The Earth is layered. The layer we play and dance on, the crust, is the outermost layer. Beneath the crust is the honey-like mantle and under that is the liquid outer-core. The final ‘layer,’ the core, is a solid sphere. From where you’re standing/playing/dancing to the center of the core is a bit under 4,000 miles (to give a sense of size, the deepest hole humans have ever drilled is only 7.5 miles deep). Of all the layers, the mantle is the most massive, comprising more than 80% of the entire mass of the planet.
The layering of the Earth that is most relevant to earthquakes is called the lithosphere, of which consists of the crust and the upper mantle. The lithosphere is broken up into tectonic plates. There about 12 major plates on our planet. Earthquakes like the ones that rocked Haiti and Chile occur at the boundaries of these plates – they are the consequence of adjacent plates moving relative to one another, and they often release astronomical amounts of stress in the form of quakes that can, as we saw in the news, devastate entire nations. Plate boundaries take on three main forms: they are either spreading apart (also called a divergent boundary), sliding past each other (also known as a transform fault boundary, like the San Andreas), or they’re colliding into one another (this is called a convergent boundary). Collectively, all this plates-smacking-into-plates business is called plate tectonics, and its discovery is long and storied. Let’s take a look:
Alfred Wegener – a German geoscientist with a stalwart will who died on his way back from a rescue operation to bring supplies to a remote research station in the middle of the Greenland icecap – correctly noted how well the coastlines of Africa and South America appear to fit together like two pieces of a puzzle. While he wasn’t the first person to notice this peculiarity, Wegener was the first to use rock and fossil evidence to prove without a doubt that the Americas were once connected to Africa and Europe. Ultimately this led Wegener to propose his now-famous and now-confirmed theory of continental drift, which basically states that the continents of the world are in motion relative to one another rather than being static. Wegener’s theory meant that Charles Schuchert, a 19th and 20th century paleontologist who said that “the striking similarity of the coastlines of Africa and Brazil must have been made by Satan,” could finally rest easy knowing that the Desolate One probably had nothing to do with the geographic layout of the Earth’s continents.

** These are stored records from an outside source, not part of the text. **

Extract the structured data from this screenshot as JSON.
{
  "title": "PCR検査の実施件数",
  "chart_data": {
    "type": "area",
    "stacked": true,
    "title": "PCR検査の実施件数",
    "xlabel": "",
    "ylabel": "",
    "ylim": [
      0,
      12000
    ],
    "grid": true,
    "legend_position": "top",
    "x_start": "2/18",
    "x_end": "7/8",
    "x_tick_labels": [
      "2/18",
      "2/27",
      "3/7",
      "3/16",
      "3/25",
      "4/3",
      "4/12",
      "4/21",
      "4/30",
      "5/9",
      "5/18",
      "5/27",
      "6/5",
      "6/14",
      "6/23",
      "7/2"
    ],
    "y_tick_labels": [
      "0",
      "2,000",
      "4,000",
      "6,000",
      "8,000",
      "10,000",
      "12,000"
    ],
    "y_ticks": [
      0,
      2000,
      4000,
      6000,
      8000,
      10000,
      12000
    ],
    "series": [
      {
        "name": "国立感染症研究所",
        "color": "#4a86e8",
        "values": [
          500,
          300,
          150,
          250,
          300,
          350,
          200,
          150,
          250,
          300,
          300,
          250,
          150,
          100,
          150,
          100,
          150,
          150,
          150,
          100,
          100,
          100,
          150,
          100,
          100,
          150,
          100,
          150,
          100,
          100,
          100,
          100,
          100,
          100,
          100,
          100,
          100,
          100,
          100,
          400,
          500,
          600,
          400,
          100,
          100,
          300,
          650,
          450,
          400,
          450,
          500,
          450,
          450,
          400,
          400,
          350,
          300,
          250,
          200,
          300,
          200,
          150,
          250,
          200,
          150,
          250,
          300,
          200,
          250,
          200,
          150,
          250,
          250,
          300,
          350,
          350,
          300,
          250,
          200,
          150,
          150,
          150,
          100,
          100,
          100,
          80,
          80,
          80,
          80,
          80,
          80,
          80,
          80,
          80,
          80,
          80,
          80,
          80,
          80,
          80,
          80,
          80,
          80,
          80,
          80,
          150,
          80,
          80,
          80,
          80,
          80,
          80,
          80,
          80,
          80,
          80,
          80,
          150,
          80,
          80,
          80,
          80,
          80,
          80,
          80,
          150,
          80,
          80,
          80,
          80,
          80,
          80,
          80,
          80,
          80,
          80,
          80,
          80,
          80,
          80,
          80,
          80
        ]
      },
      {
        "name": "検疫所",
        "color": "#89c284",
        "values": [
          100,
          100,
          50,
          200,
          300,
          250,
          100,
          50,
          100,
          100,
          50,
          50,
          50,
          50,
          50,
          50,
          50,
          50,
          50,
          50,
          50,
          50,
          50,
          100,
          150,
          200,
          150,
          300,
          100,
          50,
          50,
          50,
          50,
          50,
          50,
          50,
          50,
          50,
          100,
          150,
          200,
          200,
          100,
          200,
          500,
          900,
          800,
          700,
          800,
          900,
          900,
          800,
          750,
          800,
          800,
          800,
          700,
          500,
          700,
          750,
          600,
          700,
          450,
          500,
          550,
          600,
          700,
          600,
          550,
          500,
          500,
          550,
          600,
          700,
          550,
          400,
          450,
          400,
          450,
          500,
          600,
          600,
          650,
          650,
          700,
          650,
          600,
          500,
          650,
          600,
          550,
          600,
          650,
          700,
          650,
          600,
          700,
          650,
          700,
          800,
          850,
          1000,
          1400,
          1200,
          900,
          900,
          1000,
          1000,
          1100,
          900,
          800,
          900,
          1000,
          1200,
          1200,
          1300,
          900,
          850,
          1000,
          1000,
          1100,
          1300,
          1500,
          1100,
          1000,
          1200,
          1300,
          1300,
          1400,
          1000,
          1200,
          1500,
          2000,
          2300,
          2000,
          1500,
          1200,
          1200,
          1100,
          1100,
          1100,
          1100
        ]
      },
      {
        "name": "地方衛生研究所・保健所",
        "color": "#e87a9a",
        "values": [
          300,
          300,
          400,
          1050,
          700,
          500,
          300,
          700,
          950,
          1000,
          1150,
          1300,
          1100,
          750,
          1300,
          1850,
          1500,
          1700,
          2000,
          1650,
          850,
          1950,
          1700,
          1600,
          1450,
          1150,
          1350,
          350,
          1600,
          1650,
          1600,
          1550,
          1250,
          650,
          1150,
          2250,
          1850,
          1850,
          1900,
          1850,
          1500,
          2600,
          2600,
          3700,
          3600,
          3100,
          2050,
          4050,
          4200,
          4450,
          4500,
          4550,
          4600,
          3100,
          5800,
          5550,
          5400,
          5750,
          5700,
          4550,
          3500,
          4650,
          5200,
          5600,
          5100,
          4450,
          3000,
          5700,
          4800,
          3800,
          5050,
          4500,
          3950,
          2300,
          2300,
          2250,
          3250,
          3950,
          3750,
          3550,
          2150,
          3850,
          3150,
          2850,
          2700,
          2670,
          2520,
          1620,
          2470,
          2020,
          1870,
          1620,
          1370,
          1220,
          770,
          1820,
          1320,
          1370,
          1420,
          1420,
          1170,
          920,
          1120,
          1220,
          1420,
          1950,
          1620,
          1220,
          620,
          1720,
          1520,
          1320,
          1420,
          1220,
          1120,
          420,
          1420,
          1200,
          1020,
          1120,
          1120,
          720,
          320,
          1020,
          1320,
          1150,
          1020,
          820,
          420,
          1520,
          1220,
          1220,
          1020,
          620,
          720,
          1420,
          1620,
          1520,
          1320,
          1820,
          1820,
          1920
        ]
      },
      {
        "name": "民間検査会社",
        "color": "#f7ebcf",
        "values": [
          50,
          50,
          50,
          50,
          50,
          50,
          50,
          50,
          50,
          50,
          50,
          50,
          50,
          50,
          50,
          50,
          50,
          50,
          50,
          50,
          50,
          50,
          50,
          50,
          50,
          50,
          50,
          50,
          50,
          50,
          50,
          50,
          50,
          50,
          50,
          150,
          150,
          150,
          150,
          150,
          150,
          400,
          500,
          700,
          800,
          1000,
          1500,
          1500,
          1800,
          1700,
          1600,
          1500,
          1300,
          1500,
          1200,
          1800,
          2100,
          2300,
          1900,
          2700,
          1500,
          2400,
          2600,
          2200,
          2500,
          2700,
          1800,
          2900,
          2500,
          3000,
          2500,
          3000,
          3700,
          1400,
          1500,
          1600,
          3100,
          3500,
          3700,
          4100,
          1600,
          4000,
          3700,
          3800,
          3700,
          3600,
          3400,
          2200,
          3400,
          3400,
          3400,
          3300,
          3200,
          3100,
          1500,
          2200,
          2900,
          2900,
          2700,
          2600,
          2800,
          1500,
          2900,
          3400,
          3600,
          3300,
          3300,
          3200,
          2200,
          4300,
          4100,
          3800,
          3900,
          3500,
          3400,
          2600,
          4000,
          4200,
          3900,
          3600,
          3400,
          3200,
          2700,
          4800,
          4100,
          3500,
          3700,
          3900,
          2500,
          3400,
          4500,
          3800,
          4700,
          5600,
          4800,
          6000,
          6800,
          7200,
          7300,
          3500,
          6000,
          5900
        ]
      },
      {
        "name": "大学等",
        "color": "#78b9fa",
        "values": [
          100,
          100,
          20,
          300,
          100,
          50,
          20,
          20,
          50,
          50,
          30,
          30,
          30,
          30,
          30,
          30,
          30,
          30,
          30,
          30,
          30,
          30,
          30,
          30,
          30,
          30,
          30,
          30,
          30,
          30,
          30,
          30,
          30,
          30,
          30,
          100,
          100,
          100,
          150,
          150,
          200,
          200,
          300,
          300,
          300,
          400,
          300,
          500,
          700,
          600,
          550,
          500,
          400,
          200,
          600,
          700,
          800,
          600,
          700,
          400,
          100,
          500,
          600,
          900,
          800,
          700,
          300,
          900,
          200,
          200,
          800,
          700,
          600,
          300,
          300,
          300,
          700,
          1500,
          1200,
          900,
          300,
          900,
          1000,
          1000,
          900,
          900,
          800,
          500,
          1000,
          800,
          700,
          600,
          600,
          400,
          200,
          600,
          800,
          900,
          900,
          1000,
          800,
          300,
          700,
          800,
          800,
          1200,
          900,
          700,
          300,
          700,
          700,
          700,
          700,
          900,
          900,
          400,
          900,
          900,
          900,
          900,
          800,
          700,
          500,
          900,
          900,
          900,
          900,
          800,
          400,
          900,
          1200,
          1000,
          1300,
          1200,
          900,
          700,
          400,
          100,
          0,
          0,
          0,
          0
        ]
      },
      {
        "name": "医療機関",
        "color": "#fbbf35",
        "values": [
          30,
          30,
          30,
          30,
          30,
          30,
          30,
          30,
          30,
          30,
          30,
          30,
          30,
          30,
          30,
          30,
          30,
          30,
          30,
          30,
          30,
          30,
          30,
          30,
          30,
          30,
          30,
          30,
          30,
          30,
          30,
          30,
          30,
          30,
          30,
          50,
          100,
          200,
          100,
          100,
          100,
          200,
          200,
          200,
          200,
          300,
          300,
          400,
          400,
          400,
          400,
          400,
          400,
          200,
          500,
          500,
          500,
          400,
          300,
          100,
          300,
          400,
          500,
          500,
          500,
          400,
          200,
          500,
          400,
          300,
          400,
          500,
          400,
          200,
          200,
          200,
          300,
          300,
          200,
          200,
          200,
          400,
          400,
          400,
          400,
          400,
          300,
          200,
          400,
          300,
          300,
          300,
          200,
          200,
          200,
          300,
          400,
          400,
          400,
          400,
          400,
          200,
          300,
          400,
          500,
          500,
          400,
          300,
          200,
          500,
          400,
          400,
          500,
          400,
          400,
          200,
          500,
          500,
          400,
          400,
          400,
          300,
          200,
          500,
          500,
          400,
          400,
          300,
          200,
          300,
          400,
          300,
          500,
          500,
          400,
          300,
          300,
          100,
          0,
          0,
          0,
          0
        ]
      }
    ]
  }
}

While Wegener presented good evidence to show that the Earth’s continents are in motion, his theory was missing one key part: a mechanism. Sure you found two of the same fossil on two separate continents, proving that they were once connected, but how, Dr. Wegener, do the continents move? Wegener had no good answer for this, and it wasn’t until World War II that evidence for a mechanism for continental drift would begin accumulating.
Enter Professor Harry Hammond Hess, who was a naval officer during World War II who performed echo-sounding surveys of the Pacific Ocean’s seafloor while his warship was traveling to and from various battles and skirmishes. These echo surveys, which provided an elevation map of the Pacific’s seafloor, gave Hess the data he needed to come up with his essential theory of seafloor spreading which, simply put, is exactly what it sounds like: mantle magma shoots up from underneath the crust (continental or oceanic), forming what’s called a spreading center (or a divergent tectonic plate boundary, aka a mid-ocean ridge system) that pushes the crust out and away and into other plates, which in turn can form new plate boundaries which can become ridden with stress. In Photo 1, these spreading centers are found in the red zones of the map (red = new ‘hot’ crust, while the ‘colder’ colors like green and blue = older crust that’s being pushed away by the red). It's this pushing and prodding of the plates against other plates that causes their movement which, in turn, causes earthquakes like the ones in Haiti, Chile and in any other area on the planet that rests at the boundary between two or three (but never four) different tectonic plates. Note in Photo 2 how both Haiti and Chile are found on plate boundaries. Coincidence? Haha, yeah, sure.